In order to investigate whether MTCH2 and the BH3-only protein BID were involved in Ca²⁺-induced mitochondrial dysfunction and cell death in neurons, we employed a more physiological, established model of NMDA-mediated Ca²⁺ excitotoxicity that preferentially produced excitotoxic necrosis in cortical neurons. We previously demonstrated that duration and severity of the excitotoxic stimulus determines different neuronal outcome and, that exposure of mature cortical neurons to 300 μM NMDA for 60 min induces an immediate neuronal death within 1 h (Weisová et al., 2011; D’Orsi et al., 2012). As we have seen significant effects of MTCH2 in the model of Ca²⁺ -induced injury in HCT116 cells, we first focused on the role of Mtch2 gene silencing. Wild-type (WT) cortical neurons were transfected with the plasmid silencing Mtch2 and co-transfected with a CFP-expressing vector (WT + MTCH2 kd) or only transfected with an empty vector (WT + CFP), and then exposed to 300 μM NMDA for 60 min. Analysis of WT-Mtch2 silenced neurons revealed no significant changes in cytosolic Ca²⁺ transients compared to their control neurons during NMDA-induced excitotoxic injury (Figures 3A,C). Quantification of the individual TMRM responses also showed similar levels of TMRM fluorescence compared to the control transfected WT neurons (Figures 3B,D). These findings suggested that in neurons MTCH2 may need to cooperate with other factors to regulate Ca²⁺-induced injury.

FIGURE 3

Figure 3. Mtch2 gene silencing does not diminish NMDA-induced Ca²⁺ in WT cortical neurons. WT cortical neurons, transfected with an shRNA plasmid against Mtch2 or a control empty vector (ECFP) for 36 h and co-loaded with TMRM (20 nM) and Fluo-4 AM (3 μM), were exposed to NMDA (300 μM/60 min NMDA) and monitored by confocal microscopy (LSM 710). (A,B) Representative Fluo4-AM (A) and TMRM (B) traces measuring alterations in intracellular Ca²⁺ influx and Δψ_m, respectively, at point of stimulation (300 μM/60 min NMDA) and following the initial excitotoxic stimulus. (C) Analysis of the relationship Fluo-4 fluorescence at the indicated time points compared to peak Fluo-4 AM fluorescence at NMDA exposure. WT cortical neurons transfected with Mtch-2 kd plasmid: n = 18 neurons from n = 5 separate cultures. Empty vector: n = 25 neurons from n = 5 separate cultures. Data are shown as means ± SEM (p ≥ 0.05; ANOVA, post hoc Tukey’s test). (D) Average of TMRM fluorescence in WT cortical neurons transfected with Mtch-2 kd plasmid (n = 18; from n = 5 separate cultures) or control vector (n = 25; from n = 5 separate cultures) during and after NMDA excitation. Means ± SEM are shown (p ≥ 0.05; ANOVA, post hoc Tukey’s test).

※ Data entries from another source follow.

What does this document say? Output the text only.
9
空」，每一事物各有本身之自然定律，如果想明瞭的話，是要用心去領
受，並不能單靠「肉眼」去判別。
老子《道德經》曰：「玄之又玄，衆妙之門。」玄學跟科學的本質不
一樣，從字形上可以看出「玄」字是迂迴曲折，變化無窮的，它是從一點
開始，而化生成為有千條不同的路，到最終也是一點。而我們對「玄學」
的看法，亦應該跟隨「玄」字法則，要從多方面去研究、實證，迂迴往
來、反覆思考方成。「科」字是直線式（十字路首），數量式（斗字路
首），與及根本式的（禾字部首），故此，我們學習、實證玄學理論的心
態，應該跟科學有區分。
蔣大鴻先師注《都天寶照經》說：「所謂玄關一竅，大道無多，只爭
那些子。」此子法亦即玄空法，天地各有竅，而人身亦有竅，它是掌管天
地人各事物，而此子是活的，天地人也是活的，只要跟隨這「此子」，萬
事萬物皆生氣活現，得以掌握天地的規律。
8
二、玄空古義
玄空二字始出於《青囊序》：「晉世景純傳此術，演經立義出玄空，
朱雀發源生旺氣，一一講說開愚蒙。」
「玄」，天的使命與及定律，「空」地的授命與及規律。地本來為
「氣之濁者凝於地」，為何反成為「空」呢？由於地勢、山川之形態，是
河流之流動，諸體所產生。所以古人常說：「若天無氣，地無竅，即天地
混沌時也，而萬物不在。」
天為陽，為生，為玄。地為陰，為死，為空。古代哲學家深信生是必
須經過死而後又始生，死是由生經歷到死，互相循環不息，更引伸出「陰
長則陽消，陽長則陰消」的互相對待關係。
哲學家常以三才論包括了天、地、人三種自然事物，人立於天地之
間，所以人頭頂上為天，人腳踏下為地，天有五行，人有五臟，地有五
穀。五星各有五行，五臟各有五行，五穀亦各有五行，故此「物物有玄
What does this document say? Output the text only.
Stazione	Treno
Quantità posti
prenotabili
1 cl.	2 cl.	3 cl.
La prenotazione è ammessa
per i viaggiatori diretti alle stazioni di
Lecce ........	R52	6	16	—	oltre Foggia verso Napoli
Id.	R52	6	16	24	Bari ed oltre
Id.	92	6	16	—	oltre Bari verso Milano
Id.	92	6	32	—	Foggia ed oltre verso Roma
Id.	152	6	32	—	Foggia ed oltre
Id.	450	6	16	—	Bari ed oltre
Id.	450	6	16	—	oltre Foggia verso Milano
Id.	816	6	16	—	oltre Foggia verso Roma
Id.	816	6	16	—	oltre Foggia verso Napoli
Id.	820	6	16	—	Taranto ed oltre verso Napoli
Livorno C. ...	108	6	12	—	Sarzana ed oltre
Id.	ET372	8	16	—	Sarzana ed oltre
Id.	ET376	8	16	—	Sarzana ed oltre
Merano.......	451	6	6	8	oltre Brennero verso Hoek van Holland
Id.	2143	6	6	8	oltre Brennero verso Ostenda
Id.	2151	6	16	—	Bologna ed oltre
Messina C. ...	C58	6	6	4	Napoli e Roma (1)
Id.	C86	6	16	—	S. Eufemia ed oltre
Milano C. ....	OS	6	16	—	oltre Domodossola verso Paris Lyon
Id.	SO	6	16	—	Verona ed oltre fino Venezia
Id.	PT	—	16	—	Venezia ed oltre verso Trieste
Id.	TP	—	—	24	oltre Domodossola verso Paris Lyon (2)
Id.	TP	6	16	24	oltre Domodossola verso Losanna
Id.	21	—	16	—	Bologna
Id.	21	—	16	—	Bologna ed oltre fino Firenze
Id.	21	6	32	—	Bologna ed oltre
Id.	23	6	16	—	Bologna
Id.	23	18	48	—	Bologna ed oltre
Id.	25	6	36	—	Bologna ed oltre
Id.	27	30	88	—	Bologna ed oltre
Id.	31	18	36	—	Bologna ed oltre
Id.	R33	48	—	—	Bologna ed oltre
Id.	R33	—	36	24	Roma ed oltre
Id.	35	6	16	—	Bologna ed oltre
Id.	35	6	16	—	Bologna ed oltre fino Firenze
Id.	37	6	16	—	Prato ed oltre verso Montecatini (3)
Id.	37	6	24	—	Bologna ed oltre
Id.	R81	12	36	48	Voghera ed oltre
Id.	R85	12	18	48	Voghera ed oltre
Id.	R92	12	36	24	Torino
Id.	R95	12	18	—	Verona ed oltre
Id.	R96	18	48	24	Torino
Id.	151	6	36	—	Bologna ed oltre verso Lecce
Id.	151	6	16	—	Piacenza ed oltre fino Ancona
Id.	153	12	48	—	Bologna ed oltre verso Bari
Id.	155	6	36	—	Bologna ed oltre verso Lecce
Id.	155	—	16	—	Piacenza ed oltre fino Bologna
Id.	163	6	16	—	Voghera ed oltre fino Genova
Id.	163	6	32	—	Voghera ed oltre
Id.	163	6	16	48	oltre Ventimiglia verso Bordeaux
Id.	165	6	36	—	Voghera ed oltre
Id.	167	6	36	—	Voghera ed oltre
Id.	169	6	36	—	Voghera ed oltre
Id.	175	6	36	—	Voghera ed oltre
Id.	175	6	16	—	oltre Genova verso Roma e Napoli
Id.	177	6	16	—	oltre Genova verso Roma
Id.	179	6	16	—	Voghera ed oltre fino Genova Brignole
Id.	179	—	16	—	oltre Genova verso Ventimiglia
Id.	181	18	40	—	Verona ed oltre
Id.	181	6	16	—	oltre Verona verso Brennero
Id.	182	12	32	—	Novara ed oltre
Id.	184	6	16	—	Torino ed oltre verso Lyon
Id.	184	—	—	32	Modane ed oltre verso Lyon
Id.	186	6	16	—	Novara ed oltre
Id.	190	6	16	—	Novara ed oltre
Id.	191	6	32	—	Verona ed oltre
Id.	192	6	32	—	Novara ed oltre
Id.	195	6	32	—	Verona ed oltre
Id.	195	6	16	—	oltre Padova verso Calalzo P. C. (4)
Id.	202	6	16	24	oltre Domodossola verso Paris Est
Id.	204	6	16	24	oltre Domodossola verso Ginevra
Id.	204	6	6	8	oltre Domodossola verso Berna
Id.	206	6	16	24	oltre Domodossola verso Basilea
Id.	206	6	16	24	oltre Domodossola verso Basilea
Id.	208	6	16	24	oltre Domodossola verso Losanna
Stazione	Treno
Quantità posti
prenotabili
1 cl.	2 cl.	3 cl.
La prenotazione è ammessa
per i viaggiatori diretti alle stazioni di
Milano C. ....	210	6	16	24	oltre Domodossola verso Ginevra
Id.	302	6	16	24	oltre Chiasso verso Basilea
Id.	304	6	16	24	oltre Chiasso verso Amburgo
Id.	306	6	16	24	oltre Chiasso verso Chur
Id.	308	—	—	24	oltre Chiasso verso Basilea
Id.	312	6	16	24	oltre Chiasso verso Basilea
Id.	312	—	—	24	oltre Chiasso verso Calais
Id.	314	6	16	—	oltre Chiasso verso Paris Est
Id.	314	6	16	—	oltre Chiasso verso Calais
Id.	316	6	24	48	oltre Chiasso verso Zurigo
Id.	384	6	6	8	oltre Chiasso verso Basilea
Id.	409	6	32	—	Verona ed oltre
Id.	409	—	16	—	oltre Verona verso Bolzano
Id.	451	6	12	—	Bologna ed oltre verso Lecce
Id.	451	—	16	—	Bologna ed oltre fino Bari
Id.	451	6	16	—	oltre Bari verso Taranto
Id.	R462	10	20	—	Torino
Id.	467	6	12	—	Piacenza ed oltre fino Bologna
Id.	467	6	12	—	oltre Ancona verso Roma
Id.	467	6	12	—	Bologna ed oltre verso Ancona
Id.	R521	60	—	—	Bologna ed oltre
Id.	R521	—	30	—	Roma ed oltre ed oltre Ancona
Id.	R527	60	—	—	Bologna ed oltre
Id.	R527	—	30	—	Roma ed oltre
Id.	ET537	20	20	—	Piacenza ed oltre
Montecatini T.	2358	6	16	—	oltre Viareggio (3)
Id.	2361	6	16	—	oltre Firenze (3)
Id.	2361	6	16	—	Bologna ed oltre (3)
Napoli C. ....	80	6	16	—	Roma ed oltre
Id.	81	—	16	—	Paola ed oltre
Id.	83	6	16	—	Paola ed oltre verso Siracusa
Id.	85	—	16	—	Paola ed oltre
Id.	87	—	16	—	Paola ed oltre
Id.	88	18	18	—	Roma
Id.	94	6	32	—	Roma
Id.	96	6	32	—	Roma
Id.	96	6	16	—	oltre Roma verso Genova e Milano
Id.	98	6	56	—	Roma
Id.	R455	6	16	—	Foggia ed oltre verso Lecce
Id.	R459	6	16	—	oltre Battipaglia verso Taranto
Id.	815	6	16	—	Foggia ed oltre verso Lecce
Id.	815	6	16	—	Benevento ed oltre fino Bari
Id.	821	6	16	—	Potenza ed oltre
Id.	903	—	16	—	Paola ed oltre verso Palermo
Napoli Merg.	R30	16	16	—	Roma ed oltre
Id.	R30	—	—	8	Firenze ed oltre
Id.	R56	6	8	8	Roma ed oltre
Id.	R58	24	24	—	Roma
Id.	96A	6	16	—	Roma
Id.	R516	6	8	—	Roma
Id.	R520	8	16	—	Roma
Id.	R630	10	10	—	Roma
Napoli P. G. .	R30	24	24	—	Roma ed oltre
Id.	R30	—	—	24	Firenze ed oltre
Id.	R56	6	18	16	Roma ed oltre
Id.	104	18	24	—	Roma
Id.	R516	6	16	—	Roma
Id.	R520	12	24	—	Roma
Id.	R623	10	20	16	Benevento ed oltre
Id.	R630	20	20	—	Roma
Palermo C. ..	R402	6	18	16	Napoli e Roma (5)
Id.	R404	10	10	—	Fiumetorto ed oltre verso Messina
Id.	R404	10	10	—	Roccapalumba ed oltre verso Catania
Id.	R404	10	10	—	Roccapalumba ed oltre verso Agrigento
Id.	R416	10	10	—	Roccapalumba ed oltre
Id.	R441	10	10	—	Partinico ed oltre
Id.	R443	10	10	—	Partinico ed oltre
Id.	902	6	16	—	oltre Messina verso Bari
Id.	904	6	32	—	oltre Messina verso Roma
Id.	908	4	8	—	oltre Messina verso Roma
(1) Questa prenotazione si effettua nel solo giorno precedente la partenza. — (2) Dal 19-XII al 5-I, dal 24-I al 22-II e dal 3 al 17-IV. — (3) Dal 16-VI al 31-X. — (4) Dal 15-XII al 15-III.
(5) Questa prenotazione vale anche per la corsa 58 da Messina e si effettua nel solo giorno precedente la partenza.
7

Next, primary mouse cortical neurons were derived from bid-deficient mice and compared to WT mice. Quantification of individual Ca²⁺ responses, using Fluo-4 AM, following exposure to 300 μM NMDA for 60 min demonstrated that the majority of WT neurons failed to recover their NMDA-induced intracellular Ca²⁺ increase and underwent immediate Ca²⁺ deregulation (ICD), while Ca²⁺ overloading in bid-deficient neurons was significantly reduced during and post NMDA excitation (Figures 4A,C). Loss of Bid had no significant effect on TMRM fluorescence changes during and after the NMDA exposure (Figures 4B,D).

FIGURE 4

Figure 4. Mtch2 gene silencing attenuates NMDA-induced Ca²⁺ overloading in bid-deficient cortical neurons. (A–D) WT and bid-deficient cortical neurons, cultured separately on Willco dishes, were preloaded with TMRM (20 nM) and Fluo-4 AM (3 μM) for 30 min at 37°C before being monitored by a confocal microscope (LSM 510Meta). Neurons exposed to 300 μM NMDA for 60 min were monitored in single-cell imaging for alterations in TMRM fluorescence and intracellular Ca²⁺ over a 3 h period. Representative traces of NMDA-treated WT and bid-deficient cortical neurons depicting the extent of peak Ca²⁺ influx at point of stimulation and ICD (A), and TMRM fluorescence loss (B) after the excitotoxic stilmulus (300 μM/60 min NMDA) are shown. Analysis of the Fluo-4 fluorescence (C) and average of TMRM fluorescence (D) at the indicated time points during and after NMDA exposure (300 μM/60 min) was performed in WT (n = 83) and bid-deficient (n = 43) neurons. Data are means ± SEM from at least n = 3 independent experiments for each genotype. *p ≤ 0.05 compared to NMDA-treated WT controls (ANOVA, post hoc Tukey). (E–H) bid-deficient neurons, transfected with an shRNA plasmid against Mtch2 or a control empty vector (ECFP) for 36 h and co-loaded with TMRM (20 nM) and Fluo-4 AM (3 μM), were exposed to NMDA (300 μM/60 min NMDA) and monitored by confocal microscopy (LSM 710). Representative Fluo4-AM (E) and TMRM (F) traces measuring alterations in intracellular Ca²⁺ influx and TMRM fluorescence, respectively, at point of stimulation (300 μM/60 min NMDA) and following the initial excitotoxic stimulus. Analysis of the relationship Fluo-4 fluorescence at the indicated time points compared to peak Fluo-4 AM fluorescence at NMDA exposure (G). bid-deficient cortical neurons transfected with Mtch-2 kd plasmid: n = 20 neurons from n = 5 separate cultures. Empty vector: n = 28 neurons from n = 5 separate cultures. Data are shown as means ± SEM. *p ≤ 0.05 compared to NMDA-treated bid-deficient controls (ANOVA, post hoc Tukey). Average of TMRM fluorescence in bid-deficient cortical neurons transfected with Mtch-2 kd plasmid (n = 20; from n = 5 separate cultures) or control vector (n = 28; from n = 5 separate cultures) during and after NMDA excitation (H). Means ± SEM are shown (p ≥ 0.05; ANOVA, post hoc Tukey’s test).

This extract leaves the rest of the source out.